Canguro hacía sonar el suelo como tambor al ritmo de sus fuertes
patas. Se entibiaron las mismas
gotas heladas que bajaban por los recovecos del techo y lo poco de fuego que aún
ardía pareció avivarse de repente.
— Puma
Silencioso: –comenzó Lobo- tú que conoces bien estas tierras y
tienes la fuerza necesaria para defender al nuevo brote de cualquier agresor que
quisiera destruirlo, serás el encargado de su custodia.
Deberás llegar a Tandil lo antes posible y asegurarte de que crezca sano
y fuerte. El joven árbol estará
listo para la gran tarea en unos cuantos años, cuando el quinto anillo de su
cuerpo esté bien formado. Hasta
entonces, será tu responsabilidad.
— Querido Lobo
–se inquietó Puma Silencioso- es un honor para mí emprender esta
delicada misión, pero me sería muy útil contar con ojos en el cielo, que me
alerten de los peligros que yo no puedo distinguir tan rápido desde el suelo.
— ¿Quién
se ofrece a acompañar a Puma en estos años? –preguntó el Presidente
al Consejo.
— Yo lo
haré –se apresuró Cóndor, que también conocía estas tierras al
detalle y era dado a luchar hasta las últimas consecuencias.
— Nadie
mejor –rugió Impeesa y los animales juntaron sus manos e imploraron al
Gran Jefe para que diera buena caza a los dos espíritus del
bosque que partían.
— Estaré
contigo –le susurró Cóndor Libertador al oído y ambos transpusieron
la boca de la cueva, internándose en la espesura intermontañosa de los altos
Andes cuyanos. Cóndor voló hacia
arriba y adelante como flecha y pronto se perdió de vista. Puma, tan feroz como veloz en su tranco, arrancó el
largo y peligroso viaje al Este.
A medida
que descendía iba apareciendo la vegetación.

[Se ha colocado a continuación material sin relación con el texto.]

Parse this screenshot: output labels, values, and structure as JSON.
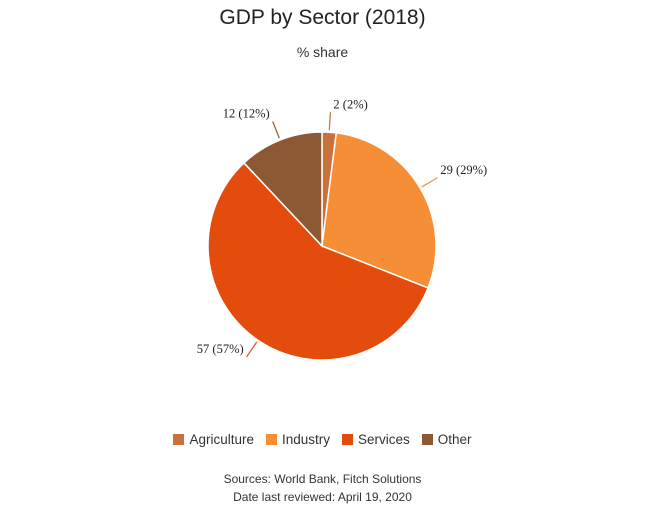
{
  "chart_data": {
    "type": "pie",
    "title": "GDP by Sector (2018)",
    "subtitle": "% share",
    "slices": [
      {
        "label": "Agriculture",
        "value": 2,
        "percent": 2,
        "display": "2 (2%)",
        "color": "#c8723b"
      },
      {
        "label": "Industry",
        "value": 29,
        "percent": 29,
        "display": "29 (29%)",
        "color": "#f68e35"
      },
      {
        "label": "Services",
        "value": 57,
        "percent": 57,
        "display": "57 (57%)",
        "color": "#e34c0c"
      },
      {
        "label": "Other",
        "value": 12,
        "percent": 12,
        "display": "12 (12%)",
        "color": "#8b5a35"
      }
    ],
    "legend_position": "bottom"
  },
  "footer": {
    "sources": "Sources: World Bank, Fitch Solutions",
    "reviewed": "Date last reviewed: April 19, 2020"
  }
}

Matas de espinos y algunos pastos duros. Plantas de hojas pequeñas y de tonos poco verdes y cada
tanto, un pehuén solitario.
Con la
certeza de que cumpliría exactamente su cometido, Puma ondeaba su cuerpo
zarpada tras zarpada. El viento
fuerte le peinaba el cuero sedoso y a su paso se alejaban todo tipo de fieras y
alimañas, temiendo por sus vidas. Las
mulitas se adentraban en los hoyos del piso.
Los burros salvajes galopaban. Los
cérvidos aceleraban repentinamente cuando olían a nuestro amigo, como si
hubieran recibido un golpe eléctrico. Y
así lo hacían el resto.
El tranco
de Puma era de respetar; recién transcurrido el primer día de marcha
llegaba ya a San Luis. Los
Comechingones a lo lejos hablaban de duros faldeos y empinadas cuestas a vencer.
Cada vez que amanecía, la partida no esperaba que terminaran de aparecer
los primeros albores. Con semejante
misión entre manos, el espíritu del bosque ansiaba llegar cuanto antes
a Tandil.
Pero
faltaba aún mucho andar, y eso siempre y cuando la familia de Pumas que acababa
de despertar inintencionalmente no reaccionara en forma agresiva y aparecieran
complicaciones.
¿Complicaciones?
¡Tremendas!
Los cachorros bostezaban y la madre se veía molesta.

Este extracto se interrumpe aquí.